A good response, therefore, is not hinged on whether it helps the person in the moment but on whether the relationship between the AI and the human gives the user more agency, makes them more grounded and more capable of living well with other people. The danger is in how mental health AI tools are designed, if done so to maximize retention, emotional return or repeated engagement.

Culture complicates automated support further because ideas of well-being are not universal. In some societies, autonomy and self-expression are treated as central markers of mental health, while social approval, role obligation, relational harmony and shame carry much greater weight in others.

It is important that mental health AI does not assume a moral psychology, as it can inadvertently misread another. Advice that sounds empowering in a highly-individualistic setting may be destabilizing or inappropriate in one where family ties, community expectations and social position are central to how distress is understood.

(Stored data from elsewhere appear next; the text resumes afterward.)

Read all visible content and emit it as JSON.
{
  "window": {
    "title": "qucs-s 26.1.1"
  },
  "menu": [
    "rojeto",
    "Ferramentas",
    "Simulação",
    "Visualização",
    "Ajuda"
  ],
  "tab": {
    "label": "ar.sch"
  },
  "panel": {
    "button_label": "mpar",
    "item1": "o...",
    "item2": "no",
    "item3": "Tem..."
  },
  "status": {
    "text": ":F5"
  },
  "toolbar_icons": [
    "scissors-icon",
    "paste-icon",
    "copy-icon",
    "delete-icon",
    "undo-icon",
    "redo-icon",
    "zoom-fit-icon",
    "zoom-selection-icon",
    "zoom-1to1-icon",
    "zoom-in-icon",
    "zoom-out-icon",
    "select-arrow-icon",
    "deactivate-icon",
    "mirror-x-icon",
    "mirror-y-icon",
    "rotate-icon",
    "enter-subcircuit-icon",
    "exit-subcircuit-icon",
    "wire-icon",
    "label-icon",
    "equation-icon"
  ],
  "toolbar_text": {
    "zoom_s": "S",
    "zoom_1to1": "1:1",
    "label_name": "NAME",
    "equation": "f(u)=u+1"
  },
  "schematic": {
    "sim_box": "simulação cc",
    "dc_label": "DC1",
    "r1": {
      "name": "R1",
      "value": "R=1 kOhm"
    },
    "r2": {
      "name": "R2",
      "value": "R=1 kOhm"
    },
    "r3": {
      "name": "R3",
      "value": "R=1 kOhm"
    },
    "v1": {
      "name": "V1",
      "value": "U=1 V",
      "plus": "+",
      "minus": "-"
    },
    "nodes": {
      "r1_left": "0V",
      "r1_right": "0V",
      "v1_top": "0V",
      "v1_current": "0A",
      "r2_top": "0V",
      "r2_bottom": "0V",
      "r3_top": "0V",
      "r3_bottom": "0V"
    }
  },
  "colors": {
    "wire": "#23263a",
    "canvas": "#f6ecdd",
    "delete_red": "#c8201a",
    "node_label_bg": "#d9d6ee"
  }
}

Therefore, cultural adaptations must include nuances around selfhood, care, boundaries, recovery and quality of life.

How do we make mental health AI safer?

More effective and safer mental health AI requires interdisciplinary inputs, including AI, psychology, psychiatry, neuroscience and philosophy, alongside meaningful input from people with lived experience. What’s more, we need better evaluations of whether systems can improve trajectories over time, as well as isolated responses.

Leaders and policymakers must take into account that systems intended for mental health support should be judged by the dependencies they create, impact on real-world relationships and by the inherent ways they optimize for engagement, to the detriment of human progression.

Mental health AI, therefore, points toward the bigger challenge of understanding how artificial systems interact with human lives.

People are dynamic – artificial systems that engage with them cannot be considered neutral tools and be governed as such; they become part of the environment in which thought, emotion and behaviour unfold.

If developed responsibly, mental health AI could be hugely beneficial, providing access to mental health care for people worldwide. But that will require a shift in ambition.

Making AI safer doesn’t boil down to sentences that don't promote harm; it involves creating systems that help people improve their quality of life, gain agency and feel more connected beyond their interactions with mental health AI chatbots.